1- Nobody who hasn't issued me a HIPPA form and who isn't my gynecologist or my best friend or my significant other has the right to ask me if I'm on my period.
1b- Making the purse the red badge of shame clues teenage peers onto who is having their period and maybe who hasn't had it YET--both of which are subjects the general populace doesn't need to know about unless the girl herself chooses to share that info. It's asking girls at a sensitive and somewhat embarrassing time in their lives to basically expose a bodily function for public scrutiny and discussion.
2- While the largest class of people affected by this is girls on their periods, it also affects students who have to carry medical devices, such as insulin needles, epinephrin needles, asthma inhalers, etc. And I am NOT a fan of the "locked medicine cabinet" policy either, where Ye Olde School Nurse locks up medicines until needed. The nature of certain medical emergencies renders that a very dangerous policy.
3- Some of the children who protested (peacefully, I'm told) were told by their principal that they were now "part of the problem". Way to minimize their feelings, ye olde administrator man. I'm sure that's gonna go a LONG way to making your student population in general feel at ease and contented.

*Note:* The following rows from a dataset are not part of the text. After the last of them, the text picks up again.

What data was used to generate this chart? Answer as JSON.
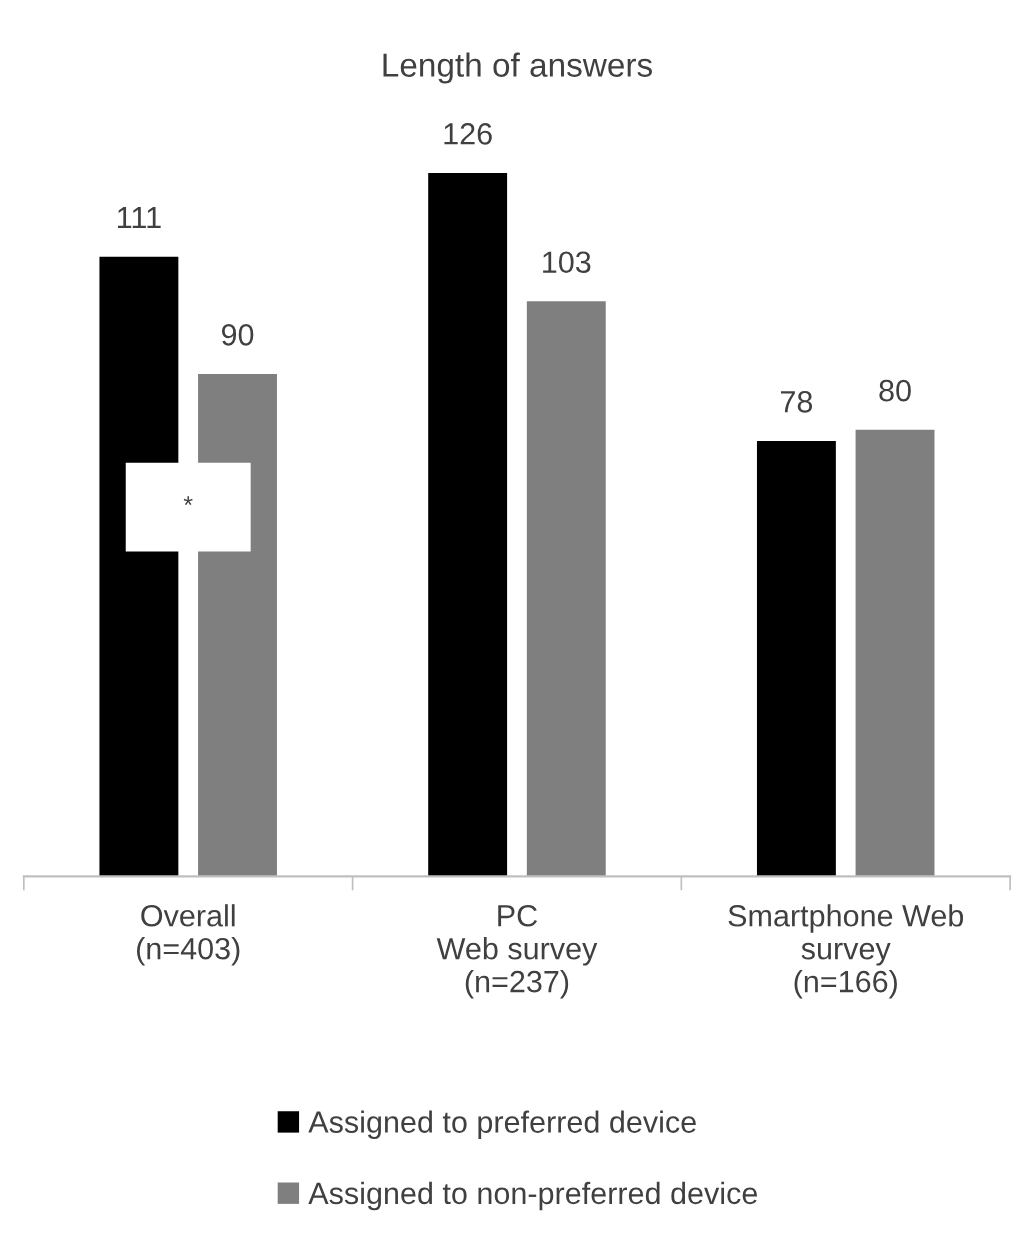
{
  "chart_data": {
    "type": "bar",
    "title": "Length of answers",
    "categories": [
      "Overall\n(n=403)",
      "PC\nWeb survey\n(n=237)",
      "Smartphone Web\nsurvey\n(n=166)"
    ],
    "series": [
      {
        "name": "Assigned to preferred device",
        "color": "#000000",
        "values": [
          111,
          126,
          78
        ]
      },
      {
        "name": "Assigned to non-preferred device",
        "color": "#7f7f7f",
        "values": [
          90,
          103,
          80
        ]
      }
    ],
    "data_labels": true,
    "grid": false,
    "legend": "bottom",
    "annotations": [
      "*"
    ]
  }
}
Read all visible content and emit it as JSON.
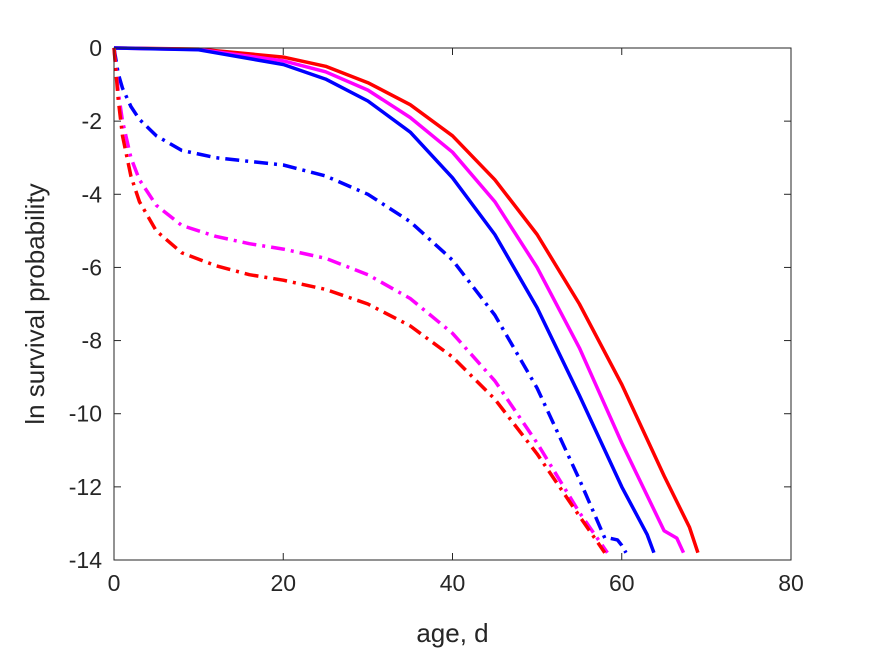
{
  "chart_data": {
    "type": "line",
    "title": "",
    "xlabel": "age, d",
    "ylabel": "ln survival probability",
    "xlim": [
      0,
      80
    ],
    "ylim": [
      -14,
      0
    ],
    "xticks": [
      0,
      20,
      40,
      60,
      80
    ],
    "yticks": [
      0,
      -2,
      -4,
      -6,
      -8,
      -10,
      -12,
      -14
    ],
    "xtick_labels": [
      "0",
      "20",
      "40",
      "60",
      "80"
    ],
    "ytick_labels": [
      "0",
      "-2",
      "-4",
      "-6",
      "-8",
      "-10",
      "-12",
      "-14"
    ],
    "grid": false,
    "legend": "none",
    "series": [
      {
        "color": "#ff0000",
        "style": "solid",
        "x": [
          0,
          10,
          20,
          25,
          30,
          35,
          40,
          45,
          50,
          55,
          60,
          65,
          68,
          69
        ],
        "y": [
          0,
          -0.03,
          -0.25,
          -0.5,
          -0.95,
          -1.55,
          -2.4,
          -3.6,
          -5.1,
          -7.0,
          -9.2,
          -11.7,
          -13.1,
          -13.8
        ]
      },
      {
        "color": "#ff00ff",
        "style": "solid",
        "x": [
          0,
          10,
          20,
          25,
          30,
          35,
          40,
          45,
          50,
          55,
          60,
          65,
          66.5,
          67.3
        ],
        "y": [
          0,
          -0.04,
          -0.35,
          -0.65,
          -1.15,
          -1.9,
          -2.85,
          -4.2,
          -6.0,
          -8.2,
          -10.8,
          -13.2,
          -13.4,
          -13.8
        ]
      },
      {
        "color": "#0000ff",
        "style": "solid",
        "x": [
          0,
          10,
          20,
          25,
          30,
          35,
          40,
          45,
          50,
          55,
          60,
          63,
          63.8
        ],
        "y": [
          0,
          -0.05,
          -0.45,
          -0.85,
          -1.45,
          -2.3,
          -3.55,
          -5.1,
          -7.1,
          -9.5,
          -12.0,
          -13.3,
          -13.8
        ]
      },
      {
        "color": "#0000ff",
        "style": "dashdot",
        "x": [
          0,
          0.5,
          1,
          2,
          3,
          5,
          8,
          12,
          16,
          20,
          25,
          30,
          35,
          40,
          45,
          50,
          55,
          58,
          58.5,
          59.5,
          60,
          60.5
        ],
        "y": [
          0,
          -0.7,
          -1.1,
          -1.6,
          -1.95,
          -2.4,
          -2.8,
          -3.0,
          -3.1,
          -3.2,
          -3.5,
          -4.0,
          -4.75,
          -5.8,
          -7.3,
          -9.3,
          -11.8,
          -13.4,
          -13.4,
          -13.45,
          -13.6,
          -13.8
        ]
      },
      {
        "color": "#ff00ff",
        "style": "dashdot",
        "x": [
          0,
          0.5,
          1,
          2,
          3,
          5,
          8,
          12,
          16,
          20,
          25,
          30,
          35,
          40,
          45,
          50,
          55,
          58.3
        ],
        "y": [
          0,
          -1.2,
          -2.0,
          -3.0,
          -3.6,
          -4.3,
          -4.85,
          -5.15,
          -5.35,
          -5.5,
          -5.75,
          -6.2,
          -6.85,
          -7.8,
          -9.1,
          -10.8,
          -12.7,
          -13.8
        ]
      },
      {
        "color": "#ff0000",
        "style": "dashdot",
        "x": [
          0,
          0.5,
          1,
          2,
          3,
          5,
          8,
          12,
          16,
          20,
          25,
          30,
          35,
          40,
          45,
          50,
          55,
          58
        ],
        "y": [
          0,
          -1.4,
          -2.4,
          -3.5,
          -4.2,
          -5.0,
          -5.6,
          -5.95,
          -6.2,
          -6.35,
          -6.6,
          -7.0,
          -7.6,
          -8.45,
          -9.6,
          -11.1,
          -12.8,
          -13.8
        ]
      }
    ]
  }
}
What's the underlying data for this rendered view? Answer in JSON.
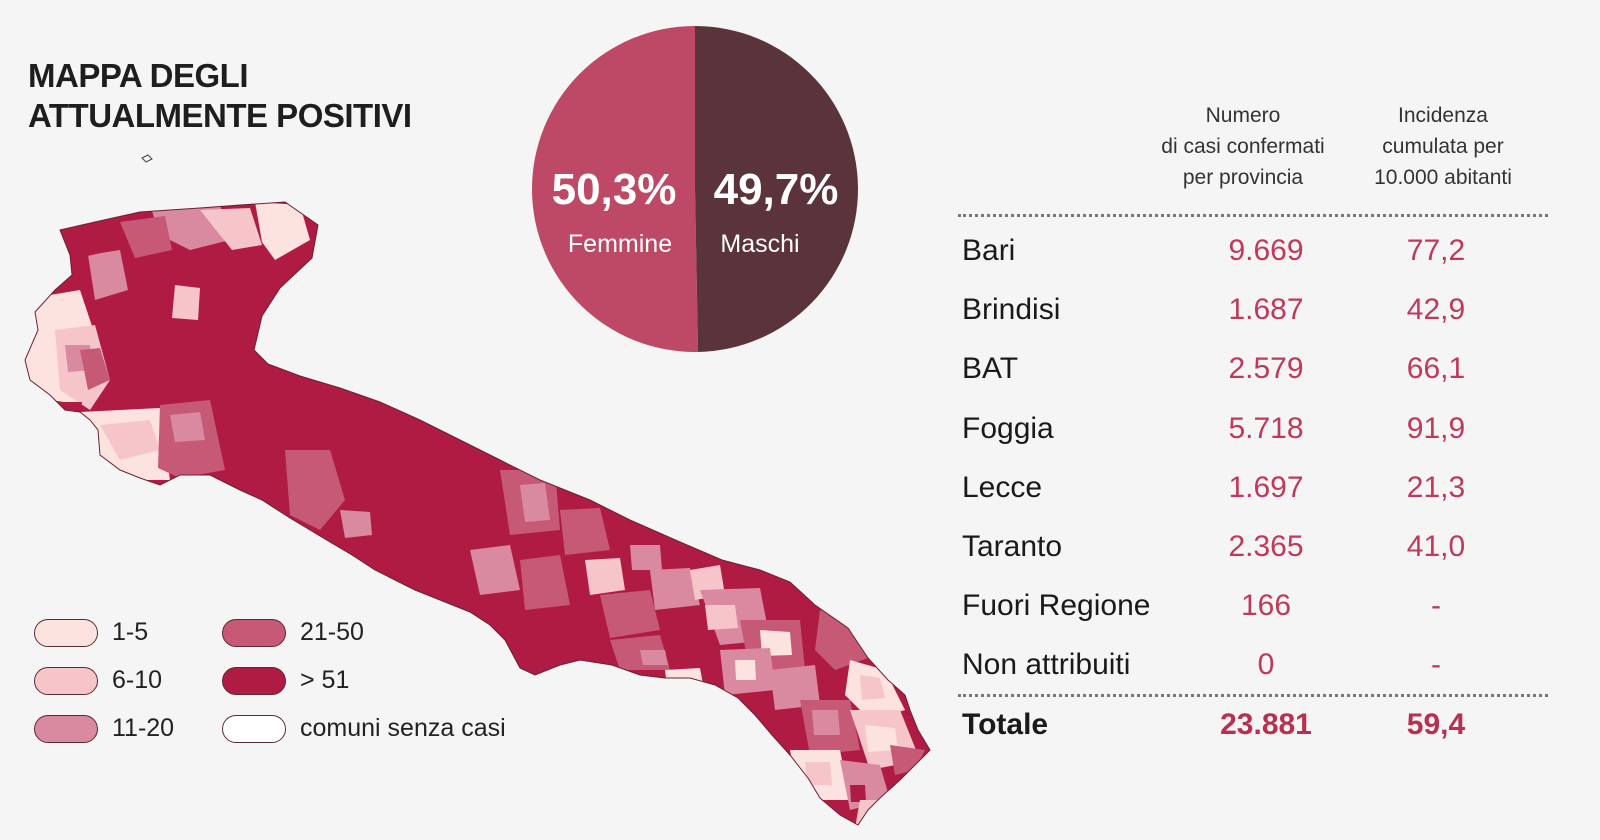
{
  "title": {
    "line1": "MAPPA DEGLI",
    "line2": "ATTUALMENTE POSITIVI"
  },
  "colors": {
    "c1_5": "#fde3df",
    "c6_10": "#f5c5c9",
    "c11_20": "#d98aa0",
    "c21_50": "#c65a76",
    "c51": "#b01b44",
    "none": "#ffffff",
    "female": "#bd4966",
    "male": "#5b333a",
    "value": "#c0395a"
  },
  "legend": [
    {
      "label": "1-5",
      "color": "#fde3df"
    },
    {
      "label": "6-10",
      "color": "#f5c5c9"
    },
    {
      "label": "11-20",
      "color": "#d98aa0"
    },
    {
      "label": "21-50",
      "color": "#c65a76"
    },
    {
      "label": "> 51",
      "color": "#b01b44"
    },
    {
      "label": "comuni senza casi",
      "color": "#ffffff"
    }
  ],
  "gender": {
    "female": {
      "pct": "50,3%",
      "label": "Femmine",
      "value": 50.3
    },
    "male": {
      "pct": "49,7%",
      "label": "Maschi",
      "value": 49.7
    }
  },
  "table": {
    "col_cases": "Numero\ndi casi confermati\nper provincia",
    "col_incidence": "Incidenza\ncumulata per\n10.000 abitanti",
    "rows": [
      {
        "name": "Bari",
        "cases": "9.669",
        "incidence": "77,2"
      },
      {
        "name": "Brindisi",
        "cases": "1.687",
        "incidence": "42,9"
      },
      {
        "name": "BAT",
        "cases": "2.579",
        "incidence": "66,1"
      },
      {
        "name": "Foggia",
        "cases": "5.718",
        "incidence": "91,9"
      },
      {
        "name": "Lecce",
        "cases": "1.697",
        "incidence": "21,3"
      },
      {
        "name": "Taranto",
        "cases": "2.365",
        "incidence": "41,0"
      },
      {
        "name": "Fuori Regione",
        "cases": "166",
        "incidence": "-"
      },
      {
        "name": "Non attribuiti",
        "cases": "0",
        "incidence": "-"
      }
    ],
    "total": {
      "name": "Totale",
      "cases": "23.881",
      "incidence": "59,4"
    }
  }
}
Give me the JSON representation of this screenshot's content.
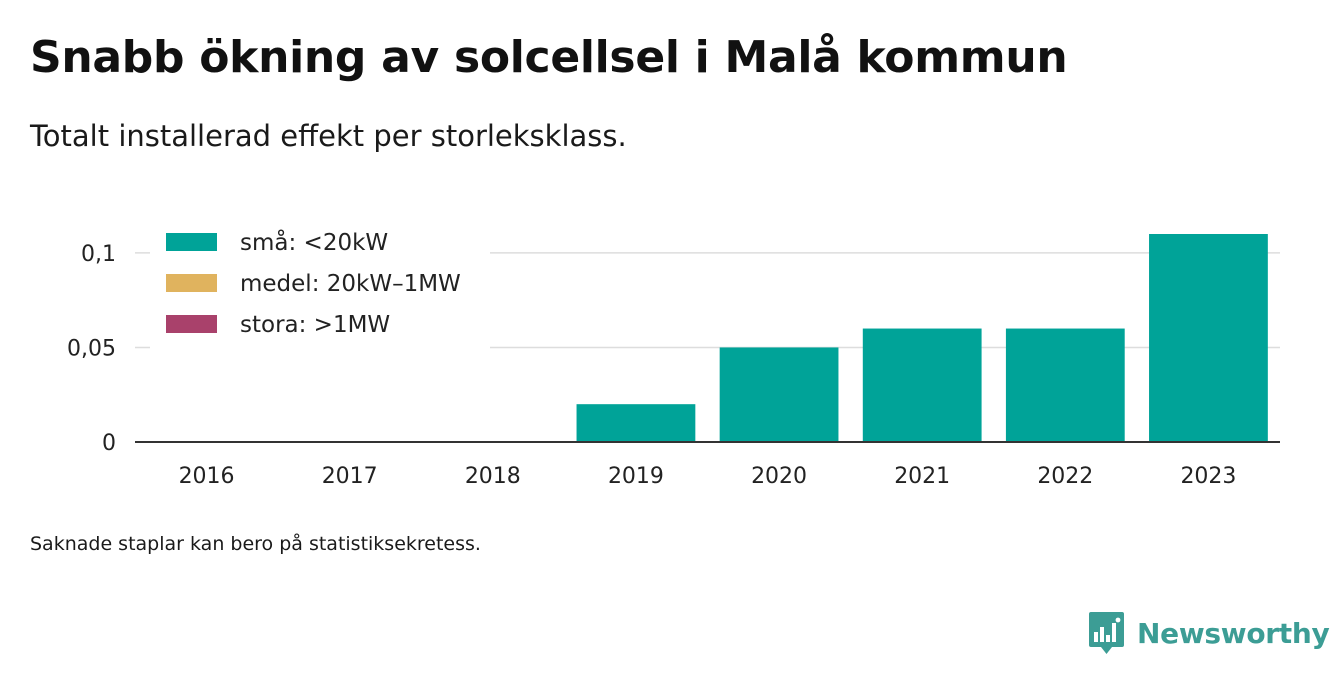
{
  "title": "Snabb ökning av solcellsel i Malå kommun",
  "subtitle": "Totalt installerad effekt per storleksklass.",
  "footnote": "Saknade staplar kan bero på statistiksekretess.",
  "brand": {
    "name": "Newsworthy",
    "icon": "newsworthy-logo-icon",
    "color": "#3c9d95"
  },
  "chart_data": {
    "type": "bar",
    "stacked": true,
    "categories": [
      "2016",
      "2017",
      "2018",
      "2019",
      "2020",
      "2021",
      "2022",
      "2023"
    ],
    "series": [
      {
        "name": "små: <20kW",
        "color": "#00a398",
        "values": [
          0,
          0,
          0,
          0.02,
          0.05,
          0.06,
          0.06,
          0.11
        ]
      },
      {
        "name": "medel: 20kW–1MW",
        "color": "#e0b35e",
        "values": [
          0,
          0,
          0,
          0,
          0,
          0,
          0,
          0
        ]
      },
      {
        "name": "stora: >1MW",
        "color": "#a9416b",
        "values": [
          0,
          0,
          0,
          0,
          0,
          0,
          0,
          0
        ]
      }
    ],
    "ylim": [
      0,
      0.11
    ],
    "yticks": [
      0,
      0.05,
      0.1
    ],
    "ytick_labels": [
      "0",
      "0,05",
      "0,1"
    ],
    "xlabel": "",
    "ylabel": "",
    "grid": true,
    "legend": "top-left"
  }
}
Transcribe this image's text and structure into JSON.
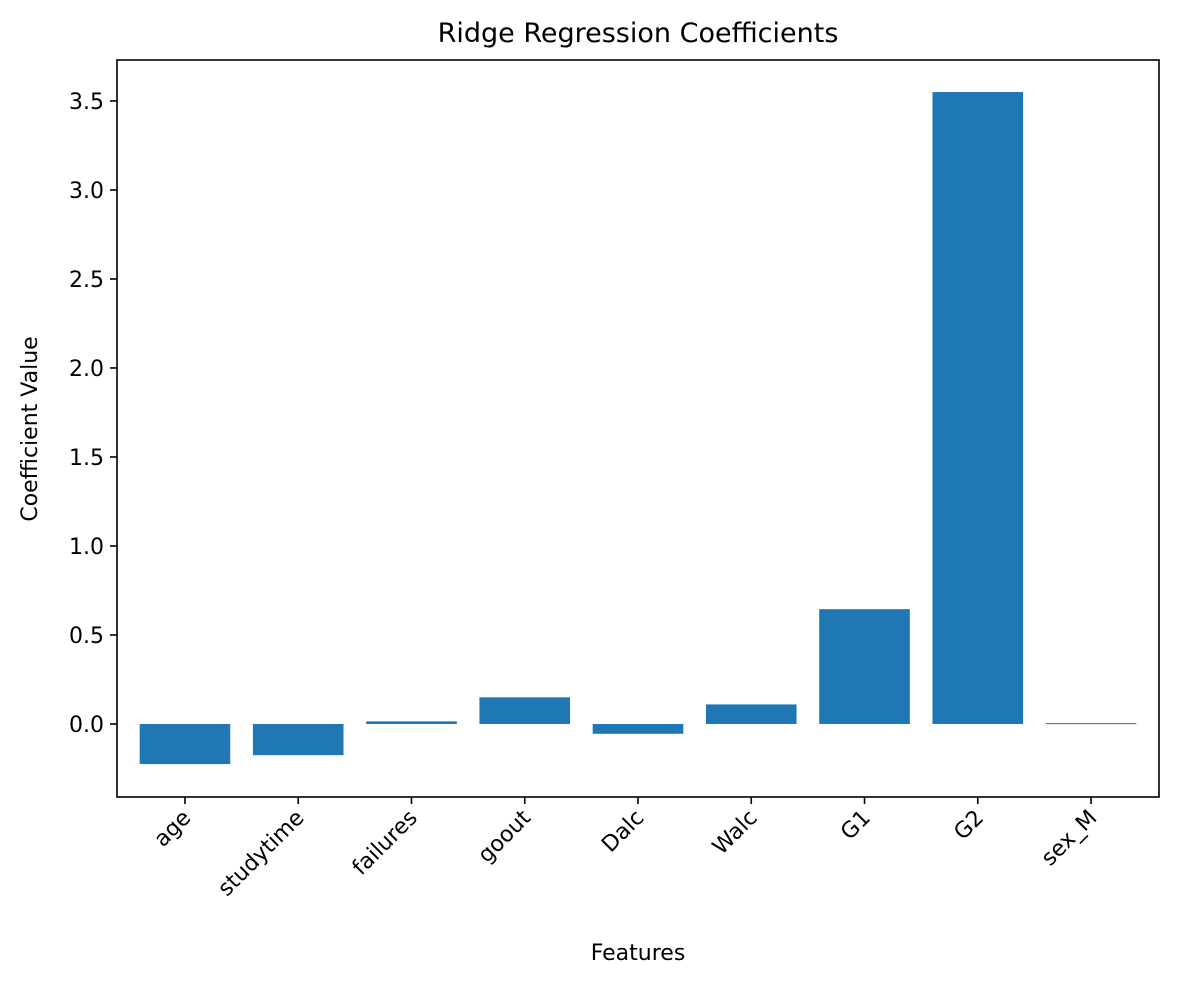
{
  "chart_data": {
    "type": "bar",
    "title": "Ridge Regression Coefficients",
    "xlabel": "Features",
    "ylabel": "Coefficient Value",
    "categories": [
      "age",
      "studytime",
      "failures",
      "goout",
      "Dalc",
      "Walc",
      "G1",
      "G2",
      "sex_M"
    ],
    "values": [
      -0.225,
      -0.175,
      0.015,
      0.15,
      -0.055,
      0.11,
      0.645,
      3.55,
      0.005
    ],
    "ylim": [
      -0.41,
      3.73
    ],
    "yticks": [
      0.0,
      0.5,
      1.0,
      1.5,
      2.0,
      2.5,
      3.0,
      3.5
    ],
    "ytick_labels": [
      "0.0",
      "0.5",
      "1.0",
      "1.5",
      "2.0",
      "2.5",
      "3.0",
      "3.5"
    ],
    "xtick_rotation": 45,
    "grid": false,
    "legend": "none",
    "bar_color": "#1f77b4"
  }
}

4- The security theatre that bars backpacks and purses from campus does little in the long run. Anything you can fit in a small purse or small backpack can be smuggled in through other means. (And if you have metal detectors installed to circumvent those other means, then why take the backpacks away?) This measure seems more about giving the administration the illusion of control and safety, while significantly impairing the population the institution is actually designed to serve: the kids. See point 3. IF the point is to make the general population of the school happier and safer, it is better to not create points of oppression or to single students out with external markers for teasing by their peers.